Frau lässt sich bei Geburt PDA geben: Was dann passiert, traumatisiert sie völlig
Kanada - Etwas im Schlaf zu können hat für eine Frau aus Kanada seit April eine ganz neue Bedeutung bekommen: Carolina Moreno brachte vor wenigen Wochen ihr drittes Kind zur Welt - ohne es zu merken. Nach einer Periduralanästhesie gebar sie den Jungen, während sie schlief.
Carolina hatte für die Geburt ihres dritten Kindes ganz besondere Pläne gehabt.
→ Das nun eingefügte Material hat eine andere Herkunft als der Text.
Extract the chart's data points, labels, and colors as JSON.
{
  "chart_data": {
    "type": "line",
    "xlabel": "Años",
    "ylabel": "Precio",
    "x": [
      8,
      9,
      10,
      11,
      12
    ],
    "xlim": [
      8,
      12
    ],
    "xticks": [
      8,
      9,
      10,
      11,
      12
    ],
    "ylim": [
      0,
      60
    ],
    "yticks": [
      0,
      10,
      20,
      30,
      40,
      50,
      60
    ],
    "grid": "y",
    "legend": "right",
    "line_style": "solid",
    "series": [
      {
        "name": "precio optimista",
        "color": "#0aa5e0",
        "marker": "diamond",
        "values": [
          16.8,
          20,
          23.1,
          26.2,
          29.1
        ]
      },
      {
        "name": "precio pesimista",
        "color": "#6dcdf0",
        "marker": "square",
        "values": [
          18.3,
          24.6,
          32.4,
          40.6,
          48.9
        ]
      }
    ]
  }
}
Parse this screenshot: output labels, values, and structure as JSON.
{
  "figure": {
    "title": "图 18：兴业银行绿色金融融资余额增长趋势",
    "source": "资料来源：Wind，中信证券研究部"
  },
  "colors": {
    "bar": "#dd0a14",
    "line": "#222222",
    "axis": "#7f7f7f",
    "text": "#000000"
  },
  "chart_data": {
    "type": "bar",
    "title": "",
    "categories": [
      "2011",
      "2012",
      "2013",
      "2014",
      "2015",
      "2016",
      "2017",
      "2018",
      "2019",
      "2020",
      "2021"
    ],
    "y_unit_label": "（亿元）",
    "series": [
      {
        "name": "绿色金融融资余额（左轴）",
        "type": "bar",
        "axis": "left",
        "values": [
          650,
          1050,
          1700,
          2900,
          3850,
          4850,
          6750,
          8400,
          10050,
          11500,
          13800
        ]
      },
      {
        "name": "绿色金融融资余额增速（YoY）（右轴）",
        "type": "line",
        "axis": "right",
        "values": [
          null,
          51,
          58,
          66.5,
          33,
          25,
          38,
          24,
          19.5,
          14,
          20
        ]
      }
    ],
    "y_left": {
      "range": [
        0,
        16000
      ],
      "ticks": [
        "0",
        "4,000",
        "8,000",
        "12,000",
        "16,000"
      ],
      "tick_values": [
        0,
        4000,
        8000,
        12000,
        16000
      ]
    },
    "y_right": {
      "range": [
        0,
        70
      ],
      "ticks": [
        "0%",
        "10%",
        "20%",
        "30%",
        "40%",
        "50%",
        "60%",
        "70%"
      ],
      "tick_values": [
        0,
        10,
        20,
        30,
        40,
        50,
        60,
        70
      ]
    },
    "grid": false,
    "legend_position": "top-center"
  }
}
So sollte der einzigartige Moment, genau wie die letzten beiden Male, auf Video festgehalten werden.
Als sich die 27-Jährige dann in der 40. Schwangerschaftswoche ins Krankenhaus begab, ahnte sie noch nicht, dass die Geburt ganz anders ablaufen sollte als gedacht.
Im Kreißsaal stellte man zunächst fest, dass das Baby nicht in der richtigen Position lag, was Carolina heftige Schmerzen bereitete. Sie entschloss sich deshalb für eine Periduralanästhesie, kurz PDA, bei der über eine Nadel ein Katheter in den sogenannten Periduralraum gelegt wird und die Patientin sich anschließend per Knopfdruck Schmerzmittel verabreichen kann.
Da das Mittel allerdings nicht die gewünschte Wirkung zeigte, betätigte die Kanadierin die PDA wohl um die dreimal. "Ich bekam auch Lachgas, daher war ich etwas benommen", erklärt sie gegenüber Newsweek. "Ich erinnerte mich auch daran, dass jemand gesagt hatte, das Gerät würde eine Überdosierung verhindern, da man sich nur in bestimmten Zeitabständen selbst eine Dosis verabreichen kann." Carolina hatte deshalb erwartet, dass die Dosierung nicht zu stark werden könnte.
Mutter bringt Kind während Nickerchen auf die Welt
Gegen 4 Uhr morgens schlief die werdende Mutter trotz anhaltender, starker Schmerzen ein und wurde erst kurz vor 7 Uhr von einer Krankenschwester geweckt. Einer der Monitoren hatte Alarm geschlagen, da die Sensoren den Herzschlag des Fötus nicht mehr registrieren konnten.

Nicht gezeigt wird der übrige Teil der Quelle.